Kesalahan pemakaian kata depan umumnya terjadi pada pemakaian kata depan di, pada, dan dalam. Ketiga kata depan ini sering dikacaukan, misalnya:
(1)    Di saat istirahat penyuluh mendatangi para petani.
(2)    Benih itu ditaburkan pada kolam yang baru.
(3)    Dalam tahun 1965 terjadi pemberontakan G 30 S/PKI.
Kata depan di (1) seharusnya adalah pada; kata depan pada (2) seharusnya adalah dalam atau ke dalam; kata depan dalam (3) seharusnya adalah pada.

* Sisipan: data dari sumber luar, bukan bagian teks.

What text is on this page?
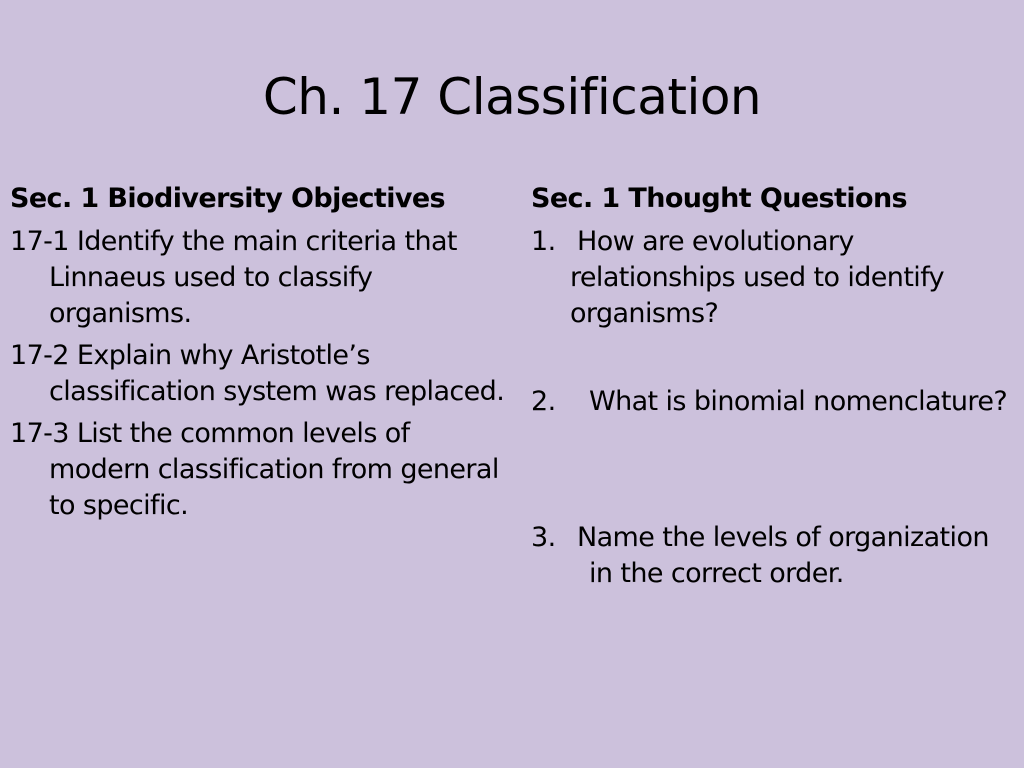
Ch. 17 Classification
Sec. 1 Biodiversity Objectives
17-1 Identify the main criteria that Linnaeus used to classify organisms.
17-2 Explain why Aristotle’s classification system was replaced.
17-3 List the common levels of modern classification from general to specific.
Sec. 1 Thought Questions
1. How are evolutionary relationships used to identify organisms?
2. What is binomial nomenclature?
3. Name the levels of organization in the correct order.
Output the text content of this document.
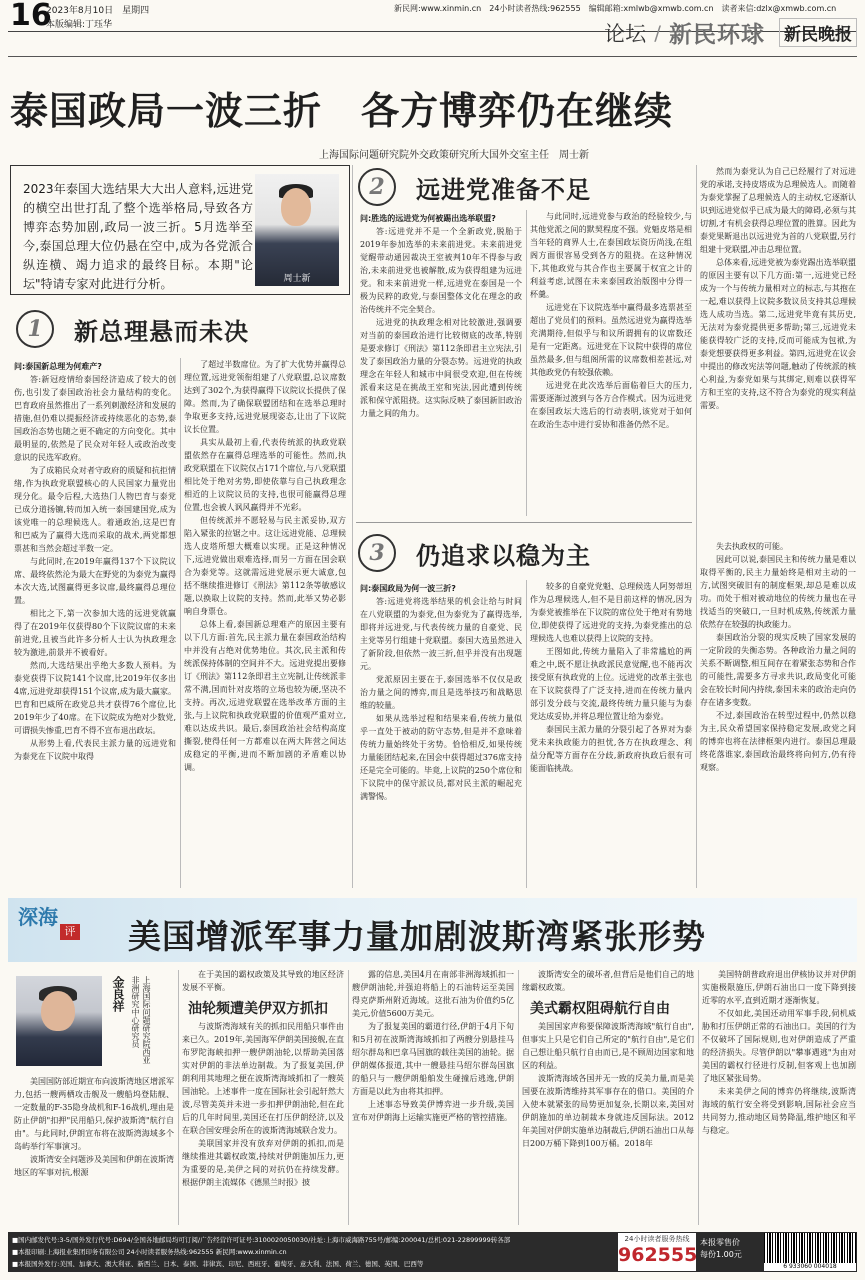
16
2023年8月10日　星期四
本版编辑:丁珏华
新民网:www.xinmin.cn　24小时读者热线:962555　编辑邮箱:xmlwb@xmwb.com.cn　读者来信:dzlx@xmwb.com.cn
论坛 / 新民环球 新民晚报
泰国政局一波三折　各方博弈仍在继续
上海国际问题研究院外交政策研究所大国外交室主任　周士新
2023年泰国大选结果大大出人意料,远进党的横空出世打乱了整个选举格局,导致各方博弈态势加剧,政局一波三折。5月选举至今,泰国总理大位仍悬在空中,成为各党派合纵连横、竭力追求的最终目标。本期"论坛"特请专家对此进行分析。	周士新
1	新总理悬而未决

问:泰国新总理为何难产?

答:新冠疫情给泰国经济造成了较大的创伤,也引发了泰国政治社会力量结构的变化。巴育政府虽然推出了一系列刺激经济和发展的措施,但仍难以提振经济或持续恶化的态势,泰国政治态势也随之更不确定的方向变化。其中最明显的,依然是了民众对年轻人或政治改变意识的民选军政府。

为了成箱民众对者守政府的质疑和抗拒情绪,作为执政党联盟核心的人民国家力量党出现分化。最令后程,大选热门人物巴育与泰党已成分道扬镳,转而加入统一泰国建国党,成为该党唯一的总理候选人。着通政治,这是巴育和巴威为了赢得大选而采取的战术,两党都想票甚和当然会超过半数一定。

与此同时,在2019年赢得137个下议院议席、最终依然沦为最大在野党的为泰党为赢得本次大选,试图赢得更多议席,最终赢得总理位置。

相比之下,第一次参加大选的远进党就赢得了在2019年仅获得80个下议院议席的未来前进党,且被当此许多分析人士认为执政理念较为激进,前景并不被看好。

然而,大选结果出乎绝大多数人预料。为泰党获得下议院141个议席,比2019年仅多出4席,远进党却获得151个议席,成为最大赢家。巴育和巴威所在政党总共才获得76个席位,比2019年少了40席。在下议院成为绝对少数党,可谓损失惨重,巴育不得不宣布退出政坛。

从形势上看,代表民主派力量的远进党和为泰党在下议院中取得

了超过半数席位。为了扩大优势并赢得总理位置,远进党领衔组建了八党联盟,总议席数达到了302个,为获得赢得下议院议长提供了保障。然而,为了确保联盟团结和在选举总理时争取更多支持,远进党展现姿态,让出了下议院议长位置。

具实从最初上看,代表传统派的执政党联盟依然存在赢得总理选举的可能性。然而,执政党联盟在下议院仅占171个席位,与八党联盟相比处于绝对劣势,即使依靠与自己执政理念相近的上议院议员的支持,也很可能赢得总理位置,也会被人讽风赢得并不光彩。

但传统派并不愿轻易与民主派妥协,双方陷入紧张的拉锯之中。这让远进党能、总理候选人皮塔所想大概难以实现。正是这种情况下,远进党做出艰难选择,而另一方面在国会联合为泰党等。这就需远进党展示更大诚意,包括不继续推进修订《刑法》第112条等敏感议题,以换取上议院的支持。然而,此举又势必影响自身票仓。

总体上看,泰国新总理难产的原因主要有以下几方面:首先,民主派力量在泰国政治结构中并没有占绝对优势地位。其次,民主派和传统派保持体制的空间并不大。远进党提出要修订《刑法》第112条即君主立宪制,让传统派非常不满,国而针对皮塔的立场也较为硬,坚决不支持。再次,远进党联盟在选举改革方面的主张,与上议院和执政党联盟的价值观严重对立,难以达成共识。最后,泰国政治社会结构高度撕裂,使得任何一方都难以在两大阵营之间达成稳定的平衡,进而不断加剧的矛盾难以协调。

2	远进党准备不足

问:胜选的远进党为何被踢出选举联盟?

答:远进党并不是一个全新政党,脱胎于2019年参加选举的未来前进党。未来前进党觉醒带动通因裁决王室被判10年不得参与政治,未来前进党也被解散,成为获得组建为远进党。和未来前进党一样,远进党在泰国是一个极为民粹的政党,与泰国整体文化在理念的政治传统并不完全契合。

远进党的执政理念相对比较激进,强调要对当前的泰国政治进行比较彻底的改革,特别是要求修订《刑法》第112条即君主立宪法,引发了泰国政治力量的分裂态势。远进党的执政理念在年轻人和城市中间很受欢迎,但在传统派看来这是在挑战王室和宪法,因此遭到传统派和保守派阻挠。这实际反映了泰国新旧政治力量之间的角力。

与此同时,远进党参与政治的经验较少,与其他党派之间的默契程度不强。党魁皮塔是相当年轻的商界人士,在泰国政坛资历尚浅,在组阁方面很容易受到各方的阻挠。在这种情况下,其他政党与其合作也主要属于权宜之计的利益考虑,试图在未来泰国政治版图中分得一杯羹。

远进党在下议院选举中赢得最多选票甚至超出了党员们的预料。虽然远进党为赢得选举充满期待,但似乎与和议所谓拥有的议席数还是有一定距离。远进党在下议院中获得的席位虽然最多,但与组阁所需的议席数相差甚远,对其他政党仍有较强依赖。

远进党在此次选举后面临着巨大的压力,需要逐渐过渡到与各方合作模式。因为远进党在泰国政坛大选后的行动表明,该党对于如何在政治生态中进行妥协和准备仍然不足。

然而为泰党认为自己已经履行了对远进党的承诺,支持皮塔成为总理候选人。而随着为泰党掌握了总理候选人的主动权,它逐渐认识到远进党似乎已成为最大的障碍,必须与其切割,才有机会获得总理位置的胜算。因此为泰党果断退出以远进党为首的八党联盟,另行组建十党联盟,冲击总理位置。

总体来看,远进党被为泰党踢出选举联盟的原因主要有以下几方面:第一,远进党已经成为一个与传统力量相对立的标志,与其抱在一起,难以获得上议院多数议员支持其总理候选人成功当选。第二,远进党毕竟有其历史,无法对为泰党提供更多帮助;第三,远进党未能获得较广泛的支持,反而可能成为包袱,为泰党想要获得更多利益。第四,远进党在议会中提出的修改宪法等问题,触动了传统派的核心利益,为泰党如果与其绑定,则难以获得军方和王室的支持,这不符合为泰党的现实利益需要。

3	仍追求以稳为主

问:泰国政局为何一波三折?

答:远进党将选举结果的机会让给与时间在八党联盟的为泰党,但为泰党为了赢得选举,即将并远进党,与代表传统力量的自豪党、民主党等另行组建十党联盟。泰国大选虽然进入了新阶段,但依然一波三折,但乎并没有出现题元。

党派原因主要在于,泰国选举不仅仅是政治力量之间的博弈,而且是选举技巧和战略思维的较量。

如果从选举过程和结果来看,传统力量似乎一直处于被动的防守态势,但是并不意味着传统力量始终处于劣势。恰恰相反,如果传统力量能团结起来,在国会中获得超过376席支持还是完全可能的。毕竟,上议院的250个席位和下议院中的保守派议员,都对民主派的崛起充满警惕。

较多的自豪党党魁、总理候选人阿努蒂坦作为总理候选人,但不是目前这样的情况,因为为泰党被推举在下议院的席位处于绝对有势地位,即使获得了远进党的支持,为泰党推出的总理候选人也难以获得上议院的支持。

王图如此,传统力量陷入了非常尴尬的两难之中,既不愿让执政派民意觉醒,也不能再次接受原有执政党的上位。远进党的改革主张也在下议院获得了广泛支持,进而在传统力量内部引发分歧与交流,最终传统力量只能与为泰党达成妥协,并将总理位置让给为泰党。

泰国民主派力量的分裂引起了各界对为泰党未来执政能力的担忧,各方在执政理念、利益分配等方面存在分歧,新政府执政后很有可能面临挑战。

失去执政权的可能。

因此可以说,泰国民主和传统力量是难以取得平衡的,民主力量始终是相对主动的一方,试图突破旧有的制度框架,却总是难以成功。而处于相对被动地位的传统力量也在寻找适当的突破口,一旦时机成熟,传统派力量依然存在较强的执政能力。

泰国政治分裂的现实反映了国家发展的一定阶段的失衡态势。各种政治力量之间的关系不断调整,相互间存在着紧张态势和合作的可能性,需要多方寻求共识,政局变化可能会在较长时间内持续,泰国未来的政治走向仍存在诸多变数。

不过,泰国政治在转型过程中,仍然以稳为主,民众希望国家保持稳定发展,政党之间的博弈也将在法律框架内进行。泰国总理最终花落谁家,泰国政治最终将向何方,仍有待观察。

深海
评 美国增派军事力量加剧波斯湾紧张形势
金良祥	上海国际问题研究院西亚非洲研究中心研究员

美国国防部近期宣布向波斯湾地区增派军力,包括一艘两栖攻击舰及一艘船坞登陆舰、一定数量的F-35隐身战机和F-16战机,理由是防止伊朗"扣押"民用船只,保护波斯湾"航行自由"。与此同时,伊朗宣布将在波斯湾海域多个岛屿举行军事演习。

波斯湾安全问题涉及美国和伊朗在波斯湾地区的军事对抗,根源

在于美国的霸权政策及其导致的地区经济发展不平衡。

油轮频遭美伊双方抓扣

与波斯湾海域有关的抓扣民用船只事件由来已久。2019年,美国海军伊朗美国接舰,在直布罗陀海峡扣押一艘伊朗油轮,以帮助美国落实对伊朗的非法单边制裁。为了报复美国,伊朗利用其地理之便在波斯湾海域抓扣了一艘英国油轮。上述事件一度在国际社会引起轩然大波,尽管美英并未进一步扣押伊朗油轮,但在此后的几年时间里,美国还在打压伊朗经济,以及在联合国安理会所在的波斯湾海域联合发力。

美联国家并没有放弃对伊朗的抓扣,而是继续推进其霸权政策,持续对伊朗施加压力,更为重要的是,美伊之间的对抗仍在持续发酵。根据伊朗主流媒体《德黑兰时报》披

露的信息,美国4月在南部非洲海域抓扣一艘伊朗油轮,并强迫将船上的石油转运至美国得克萨斯州附近海域。这批石油为价值约5亿美元,价值5600万美元。

为了报复美国的霸道行径,伊朗于4月下旬和5月初在波斯湾海域抓扣了两艘分别悬挂马绍尔群岛和巴拿马国旗的载往美国的油轮。据伊朗媒体报道,其中一艘悬挂马绍尔群岛国旗的船只与一艘伊朗船舶发生碰撞后逃逸,伊朗方面是以此为由将其扣押。

上述事态导致美伊博弈进一步升级,美国宣布对伊朗海上运输实施更严格的管控措施。

波斯湾安全的破坏者,但背后是他们自己的地缘霸权政策。

美式霸权阻碍航行自由

美国国家声称要保障波斯湾海域"航行自由",但事实上只是它们自己所定的"航行自由",是它们自己想让船只航行自由而已,是不顾周边国家和地区的利益。

波斯湾海域各国并无一致的反美力量,而是美国要在波斯湾维持其军事存在的借口。美国的介入使本就紧张的局势更加复杂,长期以来,美国对伊朗施加的单边制裁本身就违反国际法。2012年美国对伊朗实施单边制裁后,伊朗石油出口从每日200万桶下降到100万桶。2018年

美国特朗普政府退出伊核协议并对伊朗实施极限施压,伊朗石油出口一度下降到接近零的水平,直到近期才逐渐恢复。

不仅如此,美国还动用军事手段,伺机威胁和打压伊朗正常的石油出口。美国的行为不仅破坏了国际规则,也对伊朗造成了严重的经济损失。尽管伊朗以"攀事遇逃"为由对美国的霸权行径进行反制,但客观上也加剧了地区紧张局势。

未来美伊之间的博弈仍将继续,波斯湾海域的航行安全将受到影响,国际社会应当共同努力,推动地区局势降温,维护地区和平与稳定。

■国内邮发代号:3-5/国外发行代号:D694/全国各地邮局均可订阅/广告经营许可证号:3100020050030/社址:上海市威海路755号/邮编:200041/总机:021-22899999转各部
■本报印刷:上海报业集团印务有限公司 24小时读者服务热线:962555 新民网:www.xinmin.cn
■本报国外发行:美国、加拿大、澳大利亚、新西兰、日本、泰国、菲律宾、印尼、西班牙、葡萄牙、意大利、法国、荷兰、德国、英国、巴西等
24小时读者服务热线
962555
本报零售价
每份1.00元
6 933060 004018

Adapun kesalahan pemakaian kata penghubung umumnya terjadi karena ketidaksesuaian antara pemakaian kata penghubung dan makna hubungan antar klausanya, misalnya:
(4)    Rapat hari ini ditunda berhubung peserta tidak memenuhi kuorum.
Kata penghubung berhubung (4) seharusnya diganti karena atau sebab. Kesalahan pemakaian kata penghubung lain, misalnya:
(5)    Penanaman rumput gajah bagi masyarakat pedesaan berguna untuk menyediakan pakan ternak juga mencegah adanya penggembalaan liar.
(6)    Pemasukan negara dari sektor pariwisata cukup besar, maka pemerintah berusaha terus membangun daerah-daerah wisata baru.
Pemakaian kata juga (5) seharusnya diganti kata dan, sedangkan kata maka (6) tidak tepat karena kata maka lazimnya hadir berpasangan dengan kata penghubung karena.

DAFTAR PUSTAKA

[1]    Keraf, Gorys. 2001. Komposisi. Jakarta: Gramedia.
[2]    Kusmayadi, Ismail. 2008. Think Smart Bahasa Indonesia. Bandung: Grafindo Media Pratama.
[3]    Resmini, Novi. Kalimat Efektif. Bandung: Universitas Pendidikan Indonesia.
[4]    Sofyan, Agus N., Eni Karlieni, et al. 2007. Bahasa Indonesia dalam Penulisan Karya Ilmiah. Bandung: Universitas Widyatama.
[5]    Wahyu, Tri R.N. 2006. Bahasa Indonesia. Jakarta: Universitas Gunadarma.